Latest update November 5th, 2024 1:00 AM
Sep 01, 2013 Letters
Dear Editor,
To simply sit and watch you, Minister Priya Manickchand, steal the show and grab the headlines whenever our young people excel in their examinations, is tantamount to fraud. The truth is, your government has neglected our schools and only university.
There’s no need to remind the general public about the deplorable state of Guyana’s only university (UG) and the fact that your government has refused to invest our tax dollars in ensuring that students have proper computer labs, libraries, modern classrooms, qualified lecturers etc. Madam Minister, the list of your government’s neglect of our schools is very long. So, I’m just going to ask you to either pull your stockings up or take a final bow as our country’s Minister of Education.
In reading about the conditions of dozens of primary and secondary schools around Guyana, it makes me question your competence as the relevant minister. Or, is it that politics will continue to take center stage in our schools? If the latter is so, then the conclusion is obvious that the PPP regime is out to destroy anything with a PNC stamps, ie: President’s College and dozens of Multilateral Schools.
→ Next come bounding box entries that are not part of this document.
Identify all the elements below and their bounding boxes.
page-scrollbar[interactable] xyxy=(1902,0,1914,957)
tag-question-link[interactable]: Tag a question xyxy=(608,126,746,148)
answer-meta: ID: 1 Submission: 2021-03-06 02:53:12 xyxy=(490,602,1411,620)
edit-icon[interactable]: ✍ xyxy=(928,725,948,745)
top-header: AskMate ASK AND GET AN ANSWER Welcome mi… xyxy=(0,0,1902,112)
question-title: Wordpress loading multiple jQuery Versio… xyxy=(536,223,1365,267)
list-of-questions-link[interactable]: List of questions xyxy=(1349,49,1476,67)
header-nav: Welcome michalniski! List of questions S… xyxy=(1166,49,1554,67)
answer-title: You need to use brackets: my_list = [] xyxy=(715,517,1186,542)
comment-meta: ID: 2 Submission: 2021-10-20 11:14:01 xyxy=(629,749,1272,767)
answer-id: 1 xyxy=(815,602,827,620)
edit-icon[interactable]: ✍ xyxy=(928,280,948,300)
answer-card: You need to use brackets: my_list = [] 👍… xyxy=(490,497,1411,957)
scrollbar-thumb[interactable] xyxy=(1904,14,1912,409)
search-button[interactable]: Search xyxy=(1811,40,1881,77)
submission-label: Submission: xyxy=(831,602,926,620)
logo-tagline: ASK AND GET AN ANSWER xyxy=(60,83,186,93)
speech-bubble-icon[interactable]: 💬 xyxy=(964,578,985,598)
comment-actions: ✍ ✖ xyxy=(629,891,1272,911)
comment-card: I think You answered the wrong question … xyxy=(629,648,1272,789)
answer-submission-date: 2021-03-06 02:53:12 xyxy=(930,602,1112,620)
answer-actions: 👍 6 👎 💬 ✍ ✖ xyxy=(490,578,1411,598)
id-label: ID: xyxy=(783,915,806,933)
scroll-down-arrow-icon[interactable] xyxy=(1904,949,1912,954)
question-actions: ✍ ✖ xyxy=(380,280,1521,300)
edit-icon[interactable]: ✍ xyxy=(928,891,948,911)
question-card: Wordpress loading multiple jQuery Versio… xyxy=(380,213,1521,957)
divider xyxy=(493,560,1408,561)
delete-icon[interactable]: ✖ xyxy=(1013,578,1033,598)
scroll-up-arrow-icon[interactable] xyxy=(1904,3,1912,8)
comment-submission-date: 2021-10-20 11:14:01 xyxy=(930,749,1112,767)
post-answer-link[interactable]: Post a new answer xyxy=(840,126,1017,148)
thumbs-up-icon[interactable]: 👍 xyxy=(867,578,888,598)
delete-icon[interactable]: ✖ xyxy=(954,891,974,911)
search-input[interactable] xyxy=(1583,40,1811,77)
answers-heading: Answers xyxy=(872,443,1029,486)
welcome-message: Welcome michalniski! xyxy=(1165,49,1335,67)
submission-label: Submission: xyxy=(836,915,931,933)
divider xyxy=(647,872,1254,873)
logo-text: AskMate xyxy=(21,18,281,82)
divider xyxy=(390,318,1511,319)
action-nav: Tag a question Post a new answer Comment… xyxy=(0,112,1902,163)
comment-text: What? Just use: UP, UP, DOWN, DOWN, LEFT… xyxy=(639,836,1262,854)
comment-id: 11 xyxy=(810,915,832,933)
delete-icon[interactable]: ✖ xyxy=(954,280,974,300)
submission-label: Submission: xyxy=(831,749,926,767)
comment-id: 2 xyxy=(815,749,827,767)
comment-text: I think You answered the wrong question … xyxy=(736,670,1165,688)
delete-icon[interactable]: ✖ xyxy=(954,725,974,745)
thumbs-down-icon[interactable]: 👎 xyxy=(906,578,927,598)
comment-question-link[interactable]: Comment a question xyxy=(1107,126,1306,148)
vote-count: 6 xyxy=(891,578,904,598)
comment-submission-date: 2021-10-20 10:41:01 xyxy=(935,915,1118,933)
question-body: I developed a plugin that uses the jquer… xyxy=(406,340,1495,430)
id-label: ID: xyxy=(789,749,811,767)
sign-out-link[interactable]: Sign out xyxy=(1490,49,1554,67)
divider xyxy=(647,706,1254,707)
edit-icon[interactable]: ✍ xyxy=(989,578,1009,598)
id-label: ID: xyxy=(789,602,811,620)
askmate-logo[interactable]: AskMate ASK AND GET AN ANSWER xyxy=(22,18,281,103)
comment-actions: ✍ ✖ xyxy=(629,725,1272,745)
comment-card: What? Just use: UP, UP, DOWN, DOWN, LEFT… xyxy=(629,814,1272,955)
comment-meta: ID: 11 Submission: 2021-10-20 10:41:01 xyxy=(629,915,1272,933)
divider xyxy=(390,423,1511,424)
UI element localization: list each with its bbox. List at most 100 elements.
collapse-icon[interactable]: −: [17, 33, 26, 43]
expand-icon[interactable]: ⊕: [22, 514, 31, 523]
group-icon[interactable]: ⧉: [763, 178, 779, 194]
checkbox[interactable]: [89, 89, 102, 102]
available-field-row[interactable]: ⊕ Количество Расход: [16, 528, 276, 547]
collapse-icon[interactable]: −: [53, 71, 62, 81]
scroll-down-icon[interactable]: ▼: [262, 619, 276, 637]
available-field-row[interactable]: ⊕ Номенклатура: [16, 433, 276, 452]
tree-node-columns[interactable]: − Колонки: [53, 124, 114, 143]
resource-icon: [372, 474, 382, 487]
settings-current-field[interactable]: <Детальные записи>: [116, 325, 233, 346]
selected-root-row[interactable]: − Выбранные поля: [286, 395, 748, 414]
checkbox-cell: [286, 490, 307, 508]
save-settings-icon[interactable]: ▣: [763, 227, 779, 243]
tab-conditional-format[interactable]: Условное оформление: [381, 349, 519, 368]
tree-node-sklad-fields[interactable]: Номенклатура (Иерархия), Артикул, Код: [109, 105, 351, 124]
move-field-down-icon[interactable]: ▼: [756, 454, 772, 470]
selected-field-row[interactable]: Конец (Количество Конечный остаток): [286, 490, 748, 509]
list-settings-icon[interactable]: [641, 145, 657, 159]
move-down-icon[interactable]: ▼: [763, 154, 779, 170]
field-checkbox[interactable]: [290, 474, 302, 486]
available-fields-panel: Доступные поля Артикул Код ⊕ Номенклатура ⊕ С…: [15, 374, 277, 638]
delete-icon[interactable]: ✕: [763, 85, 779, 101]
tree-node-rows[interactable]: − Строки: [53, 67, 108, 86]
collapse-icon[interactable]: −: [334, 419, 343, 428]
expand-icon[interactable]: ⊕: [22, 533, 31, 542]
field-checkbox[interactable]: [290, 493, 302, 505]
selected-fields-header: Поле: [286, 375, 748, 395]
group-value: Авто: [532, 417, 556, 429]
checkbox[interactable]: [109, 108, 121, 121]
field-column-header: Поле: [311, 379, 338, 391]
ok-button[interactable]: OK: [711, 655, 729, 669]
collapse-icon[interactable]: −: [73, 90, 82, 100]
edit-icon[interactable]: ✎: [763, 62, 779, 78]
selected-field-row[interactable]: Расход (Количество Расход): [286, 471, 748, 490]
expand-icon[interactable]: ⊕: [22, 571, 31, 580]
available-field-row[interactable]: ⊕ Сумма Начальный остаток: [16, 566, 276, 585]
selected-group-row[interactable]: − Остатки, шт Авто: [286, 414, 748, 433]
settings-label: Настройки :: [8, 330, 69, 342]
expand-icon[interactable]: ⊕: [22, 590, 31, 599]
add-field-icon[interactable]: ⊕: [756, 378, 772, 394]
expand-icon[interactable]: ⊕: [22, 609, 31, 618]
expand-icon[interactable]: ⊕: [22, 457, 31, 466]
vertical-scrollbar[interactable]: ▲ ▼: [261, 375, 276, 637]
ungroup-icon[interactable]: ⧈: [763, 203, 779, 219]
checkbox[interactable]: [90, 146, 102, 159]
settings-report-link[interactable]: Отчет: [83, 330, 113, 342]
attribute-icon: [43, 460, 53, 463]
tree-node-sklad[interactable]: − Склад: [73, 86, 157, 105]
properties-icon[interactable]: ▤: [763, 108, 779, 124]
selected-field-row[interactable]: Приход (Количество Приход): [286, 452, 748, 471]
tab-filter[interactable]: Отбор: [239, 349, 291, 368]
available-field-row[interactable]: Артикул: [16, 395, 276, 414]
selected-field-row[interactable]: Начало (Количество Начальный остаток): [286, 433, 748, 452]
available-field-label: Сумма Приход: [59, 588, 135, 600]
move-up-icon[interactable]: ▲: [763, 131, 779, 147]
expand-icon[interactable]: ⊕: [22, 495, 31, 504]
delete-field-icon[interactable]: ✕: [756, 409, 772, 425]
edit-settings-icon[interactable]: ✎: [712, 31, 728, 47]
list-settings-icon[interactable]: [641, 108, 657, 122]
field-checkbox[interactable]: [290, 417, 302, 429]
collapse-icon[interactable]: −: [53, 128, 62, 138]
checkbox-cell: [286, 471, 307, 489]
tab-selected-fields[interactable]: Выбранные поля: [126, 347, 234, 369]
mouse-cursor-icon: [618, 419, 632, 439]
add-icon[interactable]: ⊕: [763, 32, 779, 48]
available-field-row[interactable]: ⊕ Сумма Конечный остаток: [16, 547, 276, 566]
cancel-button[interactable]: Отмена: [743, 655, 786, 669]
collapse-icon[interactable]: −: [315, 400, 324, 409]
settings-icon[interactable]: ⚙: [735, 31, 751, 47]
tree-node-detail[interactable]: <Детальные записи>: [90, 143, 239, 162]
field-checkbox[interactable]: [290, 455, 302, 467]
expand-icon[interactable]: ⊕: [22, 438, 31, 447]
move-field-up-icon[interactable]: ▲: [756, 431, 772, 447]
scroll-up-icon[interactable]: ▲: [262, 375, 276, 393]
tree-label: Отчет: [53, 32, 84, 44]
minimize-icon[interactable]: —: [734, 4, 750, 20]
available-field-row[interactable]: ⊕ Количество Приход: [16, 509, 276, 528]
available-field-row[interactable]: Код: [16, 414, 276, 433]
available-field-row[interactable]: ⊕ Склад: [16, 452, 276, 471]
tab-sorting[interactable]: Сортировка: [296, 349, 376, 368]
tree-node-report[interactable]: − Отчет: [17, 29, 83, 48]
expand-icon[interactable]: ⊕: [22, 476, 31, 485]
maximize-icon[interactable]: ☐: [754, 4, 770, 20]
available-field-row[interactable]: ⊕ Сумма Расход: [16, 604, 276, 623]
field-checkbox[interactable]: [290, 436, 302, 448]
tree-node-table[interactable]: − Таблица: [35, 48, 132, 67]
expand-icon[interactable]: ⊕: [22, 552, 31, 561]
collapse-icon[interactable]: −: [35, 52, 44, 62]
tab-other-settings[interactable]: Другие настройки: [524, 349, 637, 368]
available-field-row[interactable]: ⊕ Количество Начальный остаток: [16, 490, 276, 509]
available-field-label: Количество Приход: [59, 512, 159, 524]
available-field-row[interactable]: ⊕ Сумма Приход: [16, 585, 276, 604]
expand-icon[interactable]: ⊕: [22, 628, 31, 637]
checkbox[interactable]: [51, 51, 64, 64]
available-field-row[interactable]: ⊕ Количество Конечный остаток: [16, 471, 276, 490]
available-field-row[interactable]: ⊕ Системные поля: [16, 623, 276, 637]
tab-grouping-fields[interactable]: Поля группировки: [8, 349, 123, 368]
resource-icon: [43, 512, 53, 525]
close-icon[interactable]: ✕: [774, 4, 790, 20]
I wish to remind you of your promise to the nation (on behalf of your boss, President Ramotar) that your government would present laptop computers to the top 1% students who wrote the 2013 National Grade Six Examinations. At a press conference you said that the president, “was extremely pleased and extremely proud of our children and said that each child falling in the top one percent will be given a
laptop.” Please, don’t tell us that 173 students have to wait another six months before receiving their computers. What a shame that they did not receive it during their August break, as they’re now preparing to return to school.
Further, reading your response to concerns expressed by opposition elements over the high failure rate in English and Math was like a deja vu experience with state officials in places like Alabama and Mississippi as they responded to civil rights activists with language infused with hubristic arrogance. Imagine the person who supposedly is responsible for ensuring that every kid in Guyana receive a good
education, do well in school, provide adequate resources and counseling so that improvements and results are mirrored across all segments of the population, making snide remarks that implies that the constituents of the opposition did not value education. One does not need an interpreter to discern
a racist jibe, and we should not allow diplomatic protocol to deter us from calling it for what it is. Yes, admittedly there is a problem that require the intervention of all concerned with the development of education in Guyana, but when the Minister Responsible for Education proceed to use what is undeniably a racist stereotypical jibe to explain away these failures, yes, it is deja vu Alabama circa 1960 all over again. The constituents you crassly and prejudicially use one the most popular and profane stereotypical implications to insult have a history of producing some of the best minds this nation has produced. From their midst emerged the first pioneering local educators who traveled to the homes of
parents back in the day to encourage them to send their kids to school, because they recognize the importance of Education in a developing Guyana. How dare you, Ms. Manickchand?
Concerned Guyanese interpreted your comment as a wake up call for African Guyanese to take control of development in their communities. I agree with them, but I also believe that it represents a microcosm of your Party’s Administrative Policy, whether in the rule and administration of justice, social welfare or economic opportunity. What it shouts loudly to the population segment in question is that you do not feel that you have any responsibility to them. That they have no rights or concerns which you are duty bound to recognize, respect and empathize with.
Finally, as the parent of a teenage boy attending Queens College (QC) who is about to enter the 3rd Form, I find it to be particularly troubling that to date he and many other students are not in receipt of their book list. This is their third year, and the incompetence is odious. Imagine school reopens this coming Monday, and no word from the school. Mind you, I’ve been reliably informed that it’s not just at QC that this problem continue to affect the education of our children. Again, I say shame on your ministry and your government.
Mark A. Benschop
October 1st turn off your lights to bring about a change!